Hi David- So, I had biopsy a few weeks ago and follow up meeting with my doctor. Now, biopsy results are good (attached) and my doctor says she wants to take me off low-dose Revlimid maintenance (LDRM) for good.
My question to you is – How about patients being taken off Revlimid two years after stem cell transplant?
I am working with a long-term myeloma survivor named Brian. Not his real name. Brian’s question above happened to be coincide with the study linked and excerpted below so I thought I would write a blog post about the issue- how long should myeloma patients stay on low-dose revlimid maintenance therapy?
As is often the case with multiple myeloma. There two very different answers.
- Patients stay on low-dose revlimid maintenance until they progress (relapse) or until they can’t take the side effects any longer.
- Patients stay on low-dose revlimid maintenance for two years IF they remain in complete remission the entire time.
The study linked below deals specifically with the second answer. Brian is being taken off LDRM therapy because he as been in complete remission ever since he had an autologous stem cell transplant two years ago.

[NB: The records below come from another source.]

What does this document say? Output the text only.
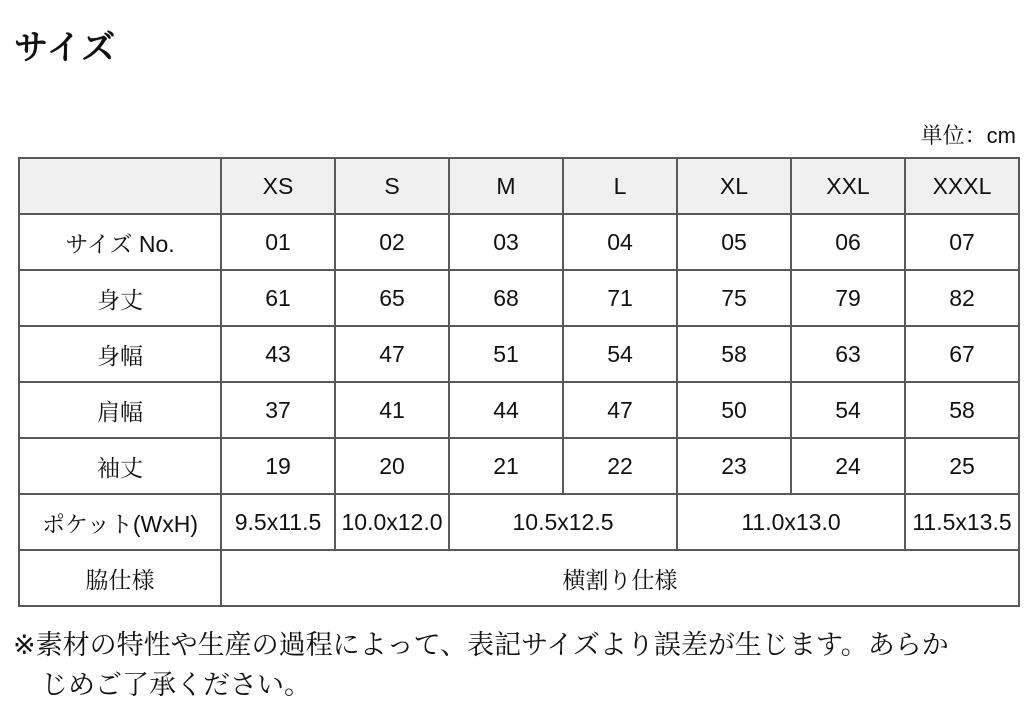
サイズ
単位：cm
	XS	S	M	L	XL	XXL	XXXL
サイズ No.	01	02	03	04	05	06	07
身丈	61	65	68	71	75	79	82
身幅	43	47	51	54	58	63	67
肩幅	37	41	44	47	50	54	58
袖丈	19	20	21	22	23	24	25
ポケット(WxH)	9.5x11.5	10.0x12.0	10.5x12.5		11.0x13.0		11.5x13.5
脇仕様	横割り仕様						

※素材の特性や生産の過程によって、表記サイズより誤差が生じます。あらか
じめご了承ください。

As you can see, I’ve written many posts about LDRM. I can think of few issues that are more important to the newly diagnosed myeloma patient. As will all conventional therapies, there are very real pros and cons with low-dose remlimid maintenance therapy.
To learn more about low-dose revlimid maintenance therapy- click the links below
Please understand that I know of few MM survivors who are able to sustain complete remission post ASCT for two years.
Have you been diagnosed with multiple myeloma? What are your symptoms? Stage? Let me know- David.PeopleBeatingCancer@gmail.com
David Emerson
- MM Survivor
- MM Cancer Coach
- Director PeopleBeatingCancer
“The lack of established curative therapies however leads to relapse and consequently, the current treatment paradigm is focused on using maintenance therapy to prolong and improve initial treatment response2…
Members of our study team recently published the results of phase II clinical trial investigating the dynamics of minimal residual disease (MRD) during lenalidomide maintenance therapy for patients with newly diagnosed MM following unrestricted induction therapy5.
In this trial, it was demonstrated that achieving sustained MRD negativity, defined as two consecutive negative measurements at least 1 year apart during maintenance therapy, is strongly associated with prolonged PFS. It was found that compared to patients with sustained MRD negativity, patients who lost MRD negativity after one year of maintenance were 14 times more likely to progress than those who sustained MRD negativity.
In fact, patients who sustained MRD negativity for 2 years (n = 34) had no recorded disease progression at a median of 19.8 months (95% CI 15.8–22.3) past the 2-year maintenance landmark…
Since one of the mechanisms of action of lenalidomide is to enhance cell-mediated immunity by stimulating proliferation and activation of T cells and natural killer (NK) cells13, we hypothesized that the duration of the clinical response may also be driven by features of the immune microenvironment.
In support of this, a recent study focusing on myeloma precursor conditions, monoclonal gammopathy of undetermined significance (MGUS) and smoldering MM (SMM), found substantial transcriptional and compositional changes in the bone marrow microenvironment during progression from a healthy state, to precursor MM, and then active disease14.
Therefore, we conducted a comprehensive investigation of the immune landscape in patients with newly diagnosed MM receiving lenalidomide as maintenance therapy. Using longitudinally collected bone marrow and peripheral blood samples before and during lenalidomide treatment, we performed an exploratory, secondary analysis of our previously published clinical trial to elucidate the roles of the immune cell subsets and T-cell repertoire…
n summary, the host immune system is critical for the eradication of tumor cells both directly and through its interaction with immunotherapy. Through comprehensive immune profiling of the bone marrow and blood from patients with newly diagnosed MM receiving lenalidomide as maintenance, we uncovered distinct differences in immune cell composition specific to patients with sustained MRD negativity that vary according to exposure to high-dose melphalan…
Our findings support the hypothesis that the immune microenvironment influences the duration of treatment response and suggests that the immune system of patients achieving a durable remission may recover to a pre-malignant state.